Contested Catch (7.5/10)
Philips certainly doesn’t have the biggest frame to succeed in this regard as much as other players in the class. His hands help him because once he has a grasp on the ball, he usually comes down with the catch. Philips typically won’t out-physical receivers at the catch point and relies more on separation and catching passes in space than coming down with contested catches. There were times when he could catch a pass in a contested situation, which is a good sign, but he isn’t a receiver that most teams would trust one-on-one on the outside with a physical cornerback.

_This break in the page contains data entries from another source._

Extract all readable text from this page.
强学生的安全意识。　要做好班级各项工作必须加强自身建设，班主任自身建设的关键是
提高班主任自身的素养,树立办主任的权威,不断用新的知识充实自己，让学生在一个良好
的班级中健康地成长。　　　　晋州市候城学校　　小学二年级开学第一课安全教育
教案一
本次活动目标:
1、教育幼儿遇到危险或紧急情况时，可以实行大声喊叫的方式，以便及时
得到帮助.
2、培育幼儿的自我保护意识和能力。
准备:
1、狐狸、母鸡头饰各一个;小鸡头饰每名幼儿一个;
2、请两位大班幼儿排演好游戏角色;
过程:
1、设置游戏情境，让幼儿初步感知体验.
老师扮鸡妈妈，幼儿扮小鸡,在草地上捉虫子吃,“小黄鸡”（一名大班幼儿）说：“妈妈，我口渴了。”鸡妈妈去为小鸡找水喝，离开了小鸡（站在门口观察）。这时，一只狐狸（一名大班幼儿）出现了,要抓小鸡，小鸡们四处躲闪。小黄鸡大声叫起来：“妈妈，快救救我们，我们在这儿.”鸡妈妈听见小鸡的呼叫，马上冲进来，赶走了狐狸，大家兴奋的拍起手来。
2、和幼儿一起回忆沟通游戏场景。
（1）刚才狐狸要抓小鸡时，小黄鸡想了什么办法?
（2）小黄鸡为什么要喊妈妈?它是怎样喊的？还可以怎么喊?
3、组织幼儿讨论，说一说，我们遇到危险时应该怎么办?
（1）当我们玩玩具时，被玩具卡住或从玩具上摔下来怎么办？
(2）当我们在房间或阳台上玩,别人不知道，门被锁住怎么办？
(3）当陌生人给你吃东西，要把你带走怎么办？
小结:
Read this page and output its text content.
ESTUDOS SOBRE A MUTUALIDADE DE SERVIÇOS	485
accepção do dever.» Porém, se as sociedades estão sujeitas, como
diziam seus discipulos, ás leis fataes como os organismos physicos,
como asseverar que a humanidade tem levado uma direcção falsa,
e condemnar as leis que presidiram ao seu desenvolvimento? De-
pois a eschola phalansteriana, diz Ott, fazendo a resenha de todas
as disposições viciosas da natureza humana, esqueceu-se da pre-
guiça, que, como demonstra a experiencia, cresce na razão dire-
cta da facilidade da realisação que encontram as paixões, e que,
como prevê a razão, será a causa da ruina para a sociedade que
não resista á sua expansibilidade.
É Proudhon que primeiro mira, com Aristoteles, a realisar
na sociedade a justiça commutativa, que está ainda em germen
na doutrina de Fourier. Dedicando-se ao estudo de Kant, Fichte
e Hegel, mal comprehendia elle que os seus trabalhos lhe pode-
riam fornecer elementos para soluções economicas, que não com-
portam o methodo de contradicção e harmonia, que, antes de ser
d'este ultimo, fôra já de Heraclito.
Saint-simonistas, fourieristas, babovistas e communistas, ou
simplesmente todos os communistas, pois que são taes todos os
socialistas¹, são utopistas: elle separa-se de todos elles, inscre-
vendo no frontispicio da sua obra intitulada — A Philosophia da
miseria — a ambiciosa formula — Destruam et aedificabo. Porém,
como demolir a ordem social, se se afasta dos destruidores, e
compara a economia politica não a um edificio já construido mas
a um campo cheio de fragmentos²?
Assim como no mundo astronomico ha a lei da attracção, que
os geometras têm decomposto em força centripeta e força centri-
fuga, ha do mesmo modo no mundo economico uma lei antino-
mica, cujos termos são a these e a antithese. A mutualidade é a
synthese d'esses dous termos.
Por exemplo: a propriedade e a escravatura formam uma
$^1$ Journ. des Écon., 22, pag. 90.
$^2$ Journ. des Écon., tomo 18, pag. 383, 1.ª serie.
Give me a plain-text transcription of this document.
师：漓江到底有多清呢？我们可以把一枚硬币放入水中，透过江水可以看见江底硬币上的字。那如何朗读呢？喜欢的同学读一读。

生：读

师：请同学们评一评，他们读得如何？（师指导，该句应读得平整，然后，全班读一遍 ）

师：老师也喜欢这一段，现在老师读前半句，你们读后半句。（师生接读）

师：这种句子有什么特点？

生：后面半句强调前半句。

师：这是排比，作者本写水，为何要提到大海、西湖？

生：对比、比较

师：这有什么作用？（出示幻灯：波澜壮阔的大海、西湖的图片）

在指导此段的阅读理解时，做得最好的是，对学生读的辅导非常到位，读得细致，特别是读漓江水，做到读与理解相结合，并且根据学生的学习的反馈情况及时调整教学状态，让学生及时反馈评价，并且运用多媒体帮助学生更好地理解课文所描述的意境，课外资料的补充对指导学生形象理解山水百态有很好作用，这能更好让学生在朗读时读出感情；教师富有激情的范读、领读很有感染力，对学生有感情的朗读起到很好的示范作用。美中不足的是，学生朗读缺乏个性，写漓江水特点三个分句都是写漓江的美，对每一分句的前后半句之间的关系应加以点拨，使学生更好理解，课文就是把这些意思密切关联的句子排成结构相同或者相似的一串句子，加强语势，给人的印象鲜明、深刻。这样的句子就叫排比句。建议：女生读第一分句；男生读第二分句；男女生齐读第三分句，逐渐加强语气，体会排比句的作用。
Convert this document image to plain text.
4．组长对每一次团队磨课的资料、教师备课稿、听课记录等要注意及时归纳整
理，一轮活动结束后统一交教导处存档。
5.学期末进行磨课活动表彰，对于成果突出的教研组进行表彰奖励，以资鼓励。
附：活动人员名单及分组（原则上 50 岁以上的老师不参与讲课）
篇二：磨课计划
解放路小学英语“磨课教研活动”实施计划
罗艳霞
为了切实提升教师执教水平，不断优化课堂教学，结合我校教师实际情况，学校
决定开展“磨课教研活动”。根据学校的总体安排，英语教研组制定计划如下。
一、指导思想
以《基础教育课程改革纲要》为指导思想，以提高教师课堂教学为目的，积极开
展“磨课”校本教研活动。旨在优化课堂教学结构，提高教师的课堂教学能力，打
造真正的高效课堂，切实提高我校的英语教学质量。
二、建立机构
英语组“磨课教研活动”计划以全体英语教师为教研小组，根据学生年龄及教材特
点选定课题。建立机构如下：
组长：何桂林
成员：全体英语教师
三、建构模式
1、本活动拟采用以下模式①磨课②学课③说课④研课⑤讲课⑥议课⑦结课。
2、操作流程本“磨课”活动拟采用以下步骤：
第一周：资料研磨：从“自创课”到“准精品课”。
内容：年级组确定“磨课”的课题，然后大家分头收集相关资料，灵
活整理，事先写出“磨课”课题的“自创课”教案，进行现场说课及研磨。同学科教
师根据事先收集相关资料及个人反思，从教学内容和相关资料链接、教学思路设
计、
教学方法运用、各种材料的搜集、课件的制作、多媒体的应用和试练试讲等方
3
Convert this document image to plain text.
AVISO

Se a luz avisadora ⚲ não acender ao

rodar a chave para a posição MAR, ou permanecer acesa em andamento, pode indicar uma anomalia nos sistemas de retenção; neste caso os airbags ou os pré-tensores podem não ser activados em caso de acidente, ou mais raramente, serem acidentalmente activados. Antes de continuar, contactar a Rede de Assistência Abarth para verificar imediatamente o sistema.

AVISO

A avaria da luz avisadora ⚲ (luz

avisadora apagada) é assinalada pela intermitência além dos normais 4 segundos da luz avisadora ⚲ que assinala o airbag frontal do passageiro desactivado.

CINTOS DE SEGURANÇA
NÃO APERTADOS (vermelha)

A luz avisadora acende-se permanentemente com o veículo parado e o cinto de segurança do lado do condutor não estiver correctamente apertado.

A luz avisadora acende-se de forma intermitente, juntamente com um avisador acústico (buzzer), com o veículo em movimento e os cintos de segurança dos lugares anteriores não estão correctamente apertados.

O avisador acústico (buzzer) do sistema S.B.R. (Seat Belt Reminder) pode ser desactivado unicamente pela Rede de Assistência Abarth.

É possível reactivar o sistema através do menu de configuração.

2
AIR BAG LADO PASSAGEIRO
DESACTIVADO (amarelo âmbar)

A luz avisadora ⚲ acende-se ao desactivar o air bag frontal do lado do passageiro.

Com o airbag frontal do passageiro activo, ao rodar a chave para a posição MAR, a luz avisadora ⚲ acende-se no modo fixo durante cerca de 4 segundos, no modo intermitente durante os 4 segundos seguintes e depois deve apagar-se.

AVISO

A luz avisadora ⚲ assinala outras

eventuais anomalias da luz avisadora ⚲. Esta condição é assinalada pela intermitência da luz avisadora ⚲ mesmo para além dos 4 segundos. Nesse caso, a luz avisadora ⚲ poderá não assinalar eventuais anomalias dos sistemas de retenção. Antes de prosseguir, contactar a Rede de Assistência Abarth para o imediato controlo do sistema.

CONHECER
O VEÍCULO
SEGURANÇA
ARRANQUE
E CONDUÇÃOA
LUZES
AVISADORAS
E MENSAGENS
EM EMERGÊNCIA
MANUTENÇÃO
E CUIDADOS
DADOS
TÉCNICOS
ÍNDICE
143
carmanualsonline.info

Tracking/Body Control (9.5/10)
His body control is absurd. When a pass was thrown to Philips along the sidelines, he would come down with the toe-tapping catch and get the yards needed for a first down. Other times, he could snag the catch and continue downfield for extra yardage. Philips has excellent tracking skills when the ball is in the air, and he rarely misses catches, and some plays are true “Wow” catches from his part.
Route Running (10/10)
Speaking of wow, Philips could be the best route runner in the class. He is the definition of a technician and understands coverages and leverage better than any receiver potentially in this class. From the snap, Philips gets into the defender’s face and can chop his feet quickly and make defenders look like fools who try to cover him. It is very reminiscent of a receiver we’ll get to later in the report, and it makes Philips a threat at any level of the field, specifically the redzone.
At UCLA, Philips had a variety of different routes he ran. No matter the route, the receiver was always three steps ahead of the defender. It is fascinating to see him go to work in this aspect of his game, and it will be something that some teams, looking at you, New England, love out of their slot receivers.
As stated in the route running portion, it seems as though Philips is typically three or four steps ahead of the defender tasked with covering him. His route running gives him a ton of separation, and he is almost uncoverable from the slot. Defenders tasked with covering Philips will have fits as they try to decipher what route he’s trying to run. Don’t play man coverage against Philips. The worst part is that teams will also struggle to cover Philips in zone coverage, thanks to his skills at reading coverages and finding holes in zone coverage.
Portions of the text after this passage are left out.